Common name but an easy trace. The five-year-old Covina address narrowed it right down to David Colvin Murphy, now forty-two. He’d moved to Mar Vista, on the west side. Had registered a Dodge Neon three years ago, a Chevy Suburban twenty months after that.

No wants or warrants, not even a parking ticket.

She found his number in the reverse directory. A woman answered.

“David Murphy, please.”

“He’s at work. Who’s this?”

Petra recited her title and the woman said, “Police? Why?”

“It’s about an old case. Are you familiar with Geraldo Solis, ma’am?”

“Dave’s ex-father-in-law. He was… I’m Dave’s wife.”

“Where does your husband work, Mrs. Murphy?”

“HealthRite Pharmacy. He’s a pharmacist.” Saying it with some pride.

“Which branch, ma’am?”

“Santa Monica. Wilshire near Twenty-fifth. But I don’t know what he could tell you, that was years ago.”

Don’t rub it in.

Petra thanked her and hung up, looked up the drugstore’s number while glancing over at Isaac’s desk. The kid was still poring over his papers but the hand against his face had dropped and Petra saw a bruise, reddish-purple, high up on the left side of his face, between the rounded tip of his cheekbone and his ear.

As if suddenly aware, he reclamped his hand over the spot.

Something had happened between last night and today.

Rough neighborhood. Walking alone.

Or worse- something domestic?

She realized how little she knew about his private life, considered going over to check out the bruise. But he looked as if the last thing he wanted was company.

She called the HealthRite Pharmacy, Santa Monica branch.

David Murphy had a pleasant phone voice. Not surprised by her call. The wife had prepared him.
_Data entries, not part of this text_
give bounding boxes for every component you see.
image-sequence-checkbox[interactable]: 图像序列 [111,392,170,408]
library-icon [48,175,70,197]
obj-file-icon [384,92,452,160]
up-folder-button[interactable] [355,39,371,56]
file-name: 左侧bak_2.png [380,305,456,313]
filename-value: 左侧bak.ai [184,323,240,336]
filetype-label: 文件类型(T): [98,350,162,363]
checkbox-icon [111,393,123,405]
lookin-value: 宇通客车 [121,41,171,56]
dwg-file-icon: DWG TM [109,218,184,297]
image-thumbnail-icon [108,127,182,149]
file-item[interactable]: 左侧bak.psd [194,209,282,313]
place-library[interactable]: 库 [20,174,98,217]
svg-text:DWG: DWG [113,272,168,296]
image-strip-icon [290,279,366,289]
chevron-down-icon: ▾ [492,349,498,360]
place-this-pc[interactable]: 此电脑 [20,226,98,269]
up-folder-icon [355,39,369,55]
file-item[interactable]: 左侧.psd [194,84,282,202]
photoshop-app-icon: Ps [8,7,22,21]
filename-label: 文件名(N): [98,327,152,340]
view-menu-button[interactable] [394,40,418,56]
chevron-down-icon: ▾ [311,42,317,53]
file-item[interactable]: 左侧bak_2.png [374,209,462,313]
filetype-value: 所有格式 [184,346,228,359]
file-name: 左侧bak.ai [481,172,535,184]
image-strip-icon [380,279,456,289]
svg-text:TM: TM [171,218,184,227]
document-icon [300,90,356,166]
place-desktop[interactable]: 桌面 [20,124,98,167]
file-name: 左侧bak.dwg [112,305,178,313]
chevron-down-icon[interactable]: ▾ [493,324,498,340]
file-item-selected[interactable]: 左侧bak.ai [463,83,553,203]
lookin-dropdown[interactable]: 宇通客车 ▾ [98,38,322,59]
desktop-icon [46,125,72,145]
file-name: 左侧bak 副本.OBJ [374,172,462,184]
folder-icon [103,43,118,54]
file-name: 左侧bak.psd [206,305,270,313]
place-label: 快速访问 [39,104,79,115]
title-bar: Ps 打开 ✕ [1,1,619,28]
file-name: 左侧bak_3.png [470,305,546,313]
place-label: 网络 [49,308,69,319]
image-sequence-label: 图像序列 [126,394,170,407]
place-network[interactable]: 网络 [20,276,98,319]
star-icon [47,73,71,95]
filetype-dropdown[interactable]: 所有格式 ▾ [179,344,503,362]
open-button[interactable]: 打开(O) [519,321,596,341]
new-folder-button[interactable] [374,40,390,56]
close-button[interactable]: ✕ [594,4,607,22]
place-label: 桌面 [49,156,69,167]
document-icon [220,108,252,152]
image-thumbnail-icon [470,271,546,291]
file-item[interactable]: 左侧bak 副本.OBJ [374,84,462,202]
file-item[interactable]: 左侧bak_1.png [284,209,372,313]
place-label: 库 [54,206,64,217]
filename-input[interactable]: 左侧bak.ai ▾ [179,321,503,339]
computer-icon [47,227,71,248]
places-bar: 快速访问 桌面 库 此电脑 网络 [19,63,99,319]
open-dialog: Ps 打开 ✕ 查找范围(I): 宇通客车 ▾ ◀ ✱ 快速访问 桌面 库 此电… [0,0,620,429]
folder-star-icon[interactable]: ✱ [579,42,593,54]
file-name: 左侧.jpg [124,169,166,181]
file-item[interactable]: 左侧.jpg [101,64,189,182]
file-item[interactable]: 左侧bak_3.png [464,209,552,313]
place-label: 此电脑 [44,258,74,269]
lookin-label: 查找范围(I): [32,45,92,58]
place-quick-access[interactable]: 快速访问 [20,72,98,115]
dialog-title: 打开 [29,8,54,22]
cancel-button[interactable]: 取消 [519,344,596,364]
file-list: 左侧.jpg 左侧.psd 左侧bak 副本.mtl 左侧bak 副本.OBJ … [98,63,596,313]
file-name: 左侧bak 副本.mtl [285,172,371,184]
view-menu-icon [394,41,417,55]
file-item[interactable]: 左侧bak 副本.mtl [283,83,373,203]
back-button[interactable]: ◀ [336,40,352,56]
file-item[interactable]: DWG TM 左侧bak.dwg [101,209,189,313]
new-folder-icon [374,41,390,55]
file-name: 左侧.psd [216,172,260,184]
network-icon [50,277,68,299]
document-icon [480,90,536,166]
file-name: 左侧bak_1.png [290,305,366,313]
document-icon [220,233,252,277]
He said, “Gerry was a good guy. I can’t think of anyone who’d want to hurt him.”

According to Maria, her father had taken Murphy’s side in the divorce.

Petra said, “Well, someone sure did.”

“Terrible,” said Murphy. “So… what can I do for you?”

“Is there anything you remember about the day Mr. Solis was murdered, sir? Maybe something that didn’t come up during the initial investigation?”

“Sorry, no,” said Murphy.

“What do you recall?”

“It was a terrible day. Maria and I were in the midst of breaking up; she was driving back and forth between our home… between me and her… and Bella Kandinsky. She’s her partner, now.”

“Emotional day,” said Petra.

“You bet. She’d come home, talk to me, get upset, run to Bella. Then back to me. I’m sure Maria was feeling like the rope in a tug of war. I was pretty stunned.”